The BBC reveals the pay of its highest-earning stars under government pressure - and men are at the top.
Mr Tony Hall, the BBC's director general, said less than 0.25 per cent of its 43,000 talent contracts last year involved annual pay of more than £150,000.
Mr Tony Hall, the BBC's director general, said less than 0.25 per cent of its 43,000 talent contracts last year involved annual pay of more than £150,000. PHOTO: REUTERS

LONDON (NYTimes) - Only one-third of the BBC's top-paid stars are women, and only a tiny number are black, Asian or members of another minority group, according to data that the publicly funded broadcaster published for the first time on Wednesday.
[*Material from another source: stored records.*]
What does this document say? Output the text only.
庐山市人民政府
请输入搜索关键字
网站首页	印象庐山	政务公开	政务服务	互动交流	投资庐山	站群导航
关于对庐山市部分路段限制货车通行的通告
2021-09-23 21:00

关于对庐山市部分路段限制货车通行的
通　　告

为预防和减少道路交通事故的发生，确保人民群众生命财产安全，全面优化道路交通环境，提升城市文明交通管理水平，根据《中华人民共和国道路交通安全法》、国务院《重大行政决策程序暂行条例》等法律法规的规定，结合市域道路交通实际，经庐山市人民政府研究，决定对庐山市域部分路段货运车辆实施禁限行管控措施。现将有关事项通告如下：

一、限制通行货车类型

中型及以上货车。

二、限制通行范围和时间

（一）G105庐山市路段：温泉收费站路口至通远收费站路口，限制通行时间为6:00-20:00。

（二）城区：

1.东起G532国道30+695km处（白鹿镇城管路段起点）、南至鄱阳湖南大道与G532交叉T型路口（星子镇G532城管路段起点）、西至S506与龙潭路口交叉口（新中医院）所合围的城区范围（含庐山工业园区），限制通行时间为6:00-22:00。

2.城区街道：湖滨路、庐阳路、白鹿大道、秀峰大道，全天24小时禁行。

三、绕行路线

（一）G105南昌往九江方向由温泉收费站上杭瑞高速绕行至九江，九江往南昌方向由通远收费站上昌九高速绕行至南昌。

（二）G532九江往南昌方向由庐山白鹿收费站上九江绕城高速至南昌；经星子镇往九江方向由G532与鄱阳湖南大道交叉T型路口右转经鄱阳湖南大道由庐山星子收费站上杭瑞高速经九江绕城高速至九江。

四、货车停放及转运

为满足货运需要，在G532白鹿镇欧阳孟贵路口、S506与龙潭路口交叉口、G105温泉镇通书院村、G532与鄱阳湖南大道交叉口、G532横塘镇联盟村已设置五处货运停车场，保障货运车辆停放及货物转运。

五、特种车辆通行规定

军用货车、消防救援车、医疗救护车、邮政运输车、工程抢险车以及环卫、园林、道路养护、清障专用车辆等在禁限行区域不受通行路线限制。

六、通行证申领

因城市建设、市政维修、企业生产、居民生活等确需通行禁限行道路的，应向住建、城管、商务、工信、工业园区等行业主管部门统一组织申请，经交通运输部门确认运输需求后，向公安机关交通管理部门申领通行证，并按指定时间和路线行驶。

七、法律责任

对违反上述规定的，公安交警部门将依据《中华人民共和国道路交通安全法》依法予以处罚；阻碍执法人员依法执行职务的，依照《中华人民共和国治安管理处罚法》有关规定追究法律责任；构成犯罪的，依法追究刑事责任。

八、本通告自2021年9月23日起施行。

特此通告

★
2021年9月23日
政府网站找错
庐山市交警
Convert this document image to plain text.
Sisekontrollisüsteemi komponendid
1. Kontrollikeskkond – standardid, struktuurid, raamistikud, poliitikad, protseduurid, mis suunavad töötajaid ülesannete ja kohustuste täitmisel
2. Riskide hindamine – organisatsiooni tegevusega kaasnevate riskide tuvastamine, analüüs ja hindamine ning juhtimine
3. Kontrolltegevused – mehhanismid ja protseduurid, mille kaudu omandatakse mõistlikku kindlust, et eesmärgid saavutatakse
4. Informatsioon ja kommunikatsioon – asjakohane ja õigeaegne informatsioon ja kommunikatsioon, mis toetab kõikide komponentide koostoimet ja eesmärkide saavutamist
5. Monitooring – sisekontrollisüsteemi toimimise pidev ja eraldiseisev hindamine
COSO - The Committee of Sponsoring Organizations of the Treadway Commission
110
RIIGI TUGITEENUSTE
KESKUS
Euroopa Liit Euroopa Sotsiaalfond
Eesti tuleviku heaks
The BBC had released, since 2009, the salaries of senior managers making at least £150,000 (S$267,000). Last year, the government demanded that it also disclose the pay above that level to its on-air stars.

Although direct comparisons were difficult, because many of those named handle more than one assignment, the publication of the data immediately prompted discussion about pay disparities.

The figures were released as pay bands.

Mr Tony Hall, the BBC's director general, said less than 0.25 per cent of its 43,000 talent contracts last year involved annual pay of more than £150,000.

"On gender and diversity, the BBC is more diverse than the broadcasting industry and the Civil Service," he noted.

By 2020, the BBC intends for "all our lead and presenting roles to be equally divided by men and women", he said.

He added that the BBC had set a "rough target" that called for 15 per cent of its highest paid stars to be of minority backgrounds by 2020.

Critics were not satisfied.

Labour Party member of Parliament Harriet Harman said the "lid has been lifted" on pay discrimination, citing an "old boys' network where they are feathering their own nests and each other's, and there is discrimination and unfairness against women".

Mr Hall said the BBC was now competing for talent not only with broadcasters like ITV and Sky, but also with online media giants like Netflix, Amazon and Apple.

He cited research showing that BBC users overwhelmingly agreed that it should employ top actors and journalists "even if it means paying the market rate".